Pourquoi ? Parce que les hommes, et surtout leur rugby, évoluent avec le temps. Parfois au gré de leur rencontre avec des technicien­s, et parfois tout simplement parce qu’il le faut : à faire toujours la même chose, on devient prévisible. Et donc fragile. C’est le cas de Rémi Lamerat. Formé au Stade toulousain puis transféré à Castres pour gagner du temps de jeu le centre a littéralem­ent explosé lors de la saison 2013-2014, passant de joueur épisodique à cadre omniprésen­t : 29 matchs pour 28 titularisa­tions et cinq essais inscrits. David Darricarrè­re se souvient parfaiteme­nt de cette période : « Rémi ne jouait que dans la défense. Il défiait d’abord, et cherchait ensuite à faire jouer derrière lui. Dès qu’il avait le ballon, il se sentait obligé d’aller au défi, pour faire quelque chose. Il y avait presque un petit côté hyperactif dans son jeu. » Une faille qui le rendait prévisible. « Depuis, Rémi a énormément fait évoluer son jeu. Aujourd’hui, il sait jouer devant la défense, et faire jouer ses partenaire­s. Désormais, il regarde avant de jouer le ballon. Si le jeu demande d’allonger une passe rapidement, sans aller au contact, il la fera. Attention, il est toujours capable de jouer dans la défense, notamment avec sa puissance et ses passes après contact. Mais il a trouvé le bon équilibre. »

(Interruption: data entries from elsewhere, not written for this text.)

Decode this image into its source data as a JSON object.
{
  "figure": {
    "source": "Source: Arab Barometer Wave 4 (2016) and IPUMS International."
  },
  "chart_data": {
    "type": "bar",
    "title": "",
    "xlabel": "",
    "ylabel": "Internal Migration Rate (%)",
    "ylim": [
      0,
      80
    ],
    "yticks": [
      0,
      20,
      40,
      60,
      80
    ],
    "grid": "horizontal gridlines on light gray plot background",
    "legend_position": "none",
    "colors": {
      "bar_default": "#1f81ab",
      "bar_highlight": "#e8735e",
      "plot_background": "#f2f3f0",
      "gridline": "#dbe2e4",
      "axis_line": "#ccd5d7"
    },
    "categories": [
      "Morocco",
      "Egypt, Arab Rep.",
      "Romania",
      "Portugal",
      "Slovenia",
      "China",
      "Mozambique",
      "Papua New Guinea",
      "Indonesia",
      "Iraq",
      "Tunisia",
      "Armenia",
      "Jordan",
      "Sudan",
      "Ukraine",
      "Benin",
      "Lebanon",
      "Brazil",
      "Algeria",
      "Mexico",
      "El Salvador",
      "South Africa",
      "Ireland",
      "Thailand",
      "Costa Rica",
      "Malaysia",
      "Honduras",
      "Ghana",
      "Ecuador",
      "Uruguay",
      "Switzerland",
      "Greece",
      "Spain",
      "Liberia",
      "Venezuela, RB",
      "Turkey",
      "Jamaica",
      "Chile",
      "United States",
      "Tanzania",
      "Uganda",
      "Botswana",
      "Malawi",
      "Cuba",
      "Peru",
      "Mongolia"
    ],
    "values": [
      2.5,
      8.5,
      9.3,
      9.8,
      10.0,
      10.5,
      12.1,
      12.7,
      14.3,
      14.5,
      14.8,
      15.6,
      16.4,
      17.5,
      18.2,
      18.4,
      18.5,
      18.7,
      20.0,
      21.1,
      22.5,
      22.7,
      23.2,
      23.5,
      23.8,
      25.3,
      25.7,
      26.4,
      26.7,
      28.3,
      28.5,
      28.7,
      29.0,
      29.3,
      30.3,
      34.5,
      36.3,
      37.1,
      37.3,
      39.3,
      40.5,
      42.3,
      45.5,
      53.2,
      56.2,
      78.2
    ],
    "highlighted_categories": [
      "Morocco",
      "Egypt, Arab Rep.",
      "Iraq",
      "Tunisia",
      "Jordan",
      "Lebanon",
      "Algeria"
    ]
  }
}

Le cas de Mathieu Bastareaud est sensibleme­nt différent. Lui aussi a fait évoluer son jeu, mais pas pour les mêmes raisons ni dans le même contexte : « J’ai eu l’impression que Mathieu, sous les ordres de Mike Ford, a tenté de changer son rugby, de jouer davantage dans l’évitement ou la passe, au point de négliger les points sur lesquels il est vraiment fort. Or, ses points forts sont tels qu’il ne peut se permettre de les occulter : il doit au contraire les cultiver, et s’appuyer dessus. Certes, on peut lui reprocher d’être prévisible. Mais aucun joueur n’est capable d’appliquer une pression aussi grande sur la ligne d’avantage, tant offensivem­ent que défensivem­ent. » Mike Ford aura donc tenté une révolution aussi vaine qu’improbable et inutile. Depuis son départ, « Basta » a retrouvé son rugby. Et ses adversaire­s tremblent à nouveau. « Depuis qu’il refait du Bastareaud, il est redevenu très performant. Et puis au sol, c’est un diable. Il gratte aussi bien qu’un avant », souligne Darricarrè­re. Ces deux phénomènes du rugby français s’étaient déjà affrontés lors de la finale de Top 14 2014. Les Toulonnais de Mathieu Bastareaud avaient pris leur revanche de la finale 2013, et dominé les Castrais de Rémi Lamerat, 18-10. Le match n’avait cependant pas basculé sur le duel de ces deux hommes, mais bien sûr celui de l’épreuve de la mêlée fermée, où le gaucher varois Xavier Chiocci avait fait souffrir le martyr au droitier castrais Ramiro Herrera. « À cette époque, Rémi n’avait pas encore fait évoluer son rugby, mais Basta faisait déjà peur à tout le monde », se souvient Darricarrè­re, les deux avaient fait un très bon match, mais aucun des deux n’avait pris l’avantage. » Les compteurs sont donc à zéro. Et l’on a hâte de savoir qui sortira du Stade de

France en vainqueur.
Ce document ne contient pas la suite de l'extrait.